Last week there was an evening when I was kind of bored, sitting in my Copenhagen apartment and not really knowing what to do. But then, there’s always the internet, right?

By the end of the evening I had ordered the following:

  • A white currant
  • A red currant
  • A black currant
  • A red gooseberry
  • A yellow gooseberry
  • A red raspberry
  • A yellow raspberry
  • A blackberry
  • A boysenberry
  • A black-leaved elder (“black lace”)

There’s a decent hedge along the West edge of the garden, but the East side only has a wire fence. It’s not that I really need a hedge for privacy reasons, considering that the nearest neighbour is nearly half a mile away, but first of all the wire fence just isn’t all that attractive and second of all I rather like the idea of a garden as an enclosed space, especially since I am surrounded by open fields.


On my recent Tour de Denmark, visiting family and friends across the Great Belt on Funen and in Jutland, my mother offered me an additional berry shrub. I actually wanted jostaberries, but because they are still fairly rare the prices were just too high for what I wanted to pay – but my mother’s shrub had several branches that had arched down to the ground and rooted, so I came away with three cuttings with fully developed root systems.

They look a bit puny right now, but so did my mother’s when we planted it 2 years ago – and now hers is a full shrub 5ft high and 7ft wide, so I feel pretty certain that my three little twigs will be a good start to my hedge.

The jostaberry is not very well-known, perhaps because it only became commercially available in 1977. It’s a hybrid between a gooseberry and a black currant, so it gives very large berries that have a gooseberry flavour when not-quite-ripe and a black currant flavour when fully ripe. And it gives LOTS of berries… In many ways it’s surprising that it hasn’t become more mainstream, considering that it’s a thorn-less berry shrub that gives an ample harvest and can be cut back more or less as much as you want to.

It feels good to have made my first REAL stamp on the garden. The East edge is one of the long sides of the garden (around 230ft), so planting that up with berry shrubs will be a very visible alteration to the garden – but still in keeping with the original scheme, since the vegetable garden is also on that side.


In other news, snowdrops are popping out all over the place, even in the lawn. They are all over the garden; in the borders, under shrubs, in the lawn… There are also a few clumps of aconites, but the snowdrops are really a favourite of mine, so I am very pleased to see so many of them.

Another welcome resident of the garden is this:


I love day lilies, and this one is probably my favourite, considering the history of the garden. It’s very likely to be the common, orange day lily, since it has been a common feature of Danish country gardens for the best part of a century. That’s the one my grandmother has in her present garden – and had when they lived on the farm – and also the one my parents had in my childhood garden. There might be prettier varieties out there, but this is the one I love for sentimental reasons.
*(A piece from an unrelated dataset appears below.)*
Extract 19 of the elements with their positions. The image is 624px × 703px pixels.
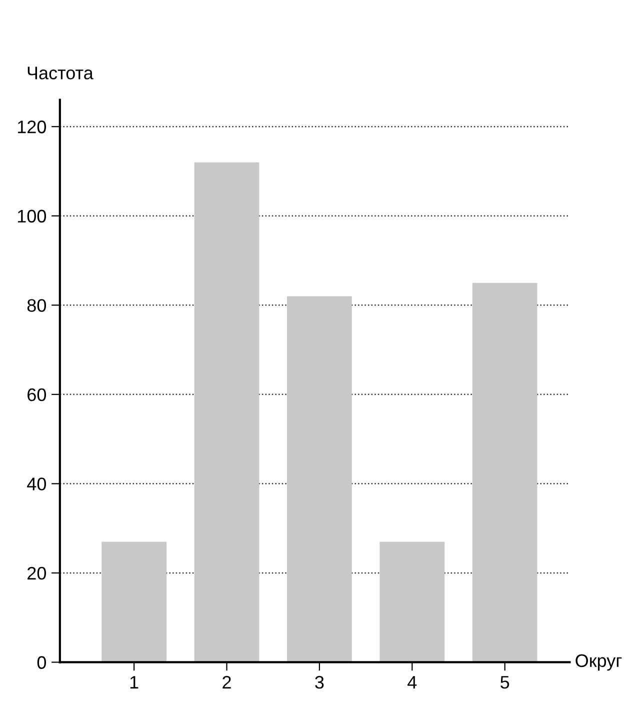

Tomorrow I might have a look around the garden to see if there’s an obvious spot to plant some of the day lilies; it looks like the clump could do with being divided, and anyway it’s sort of in a bad position, nestled beneath some fuchsia shrubs. Not only will the colours clash violently, but I also think the day lilies would like to live somewhere where there aren’t overhanging shrubs…

Tomorrow I’ll also have my first ever guest in the house. That’s a “little bit” daunting! I love this place so much, but I am realistic enough to acknowledge that it’s quite a mess at present. And yet I want guests to see what I see; potential! If I get the kitchen looking decent and provide a nice bedroom for my guest, perhaps the rest will seem like “potential”?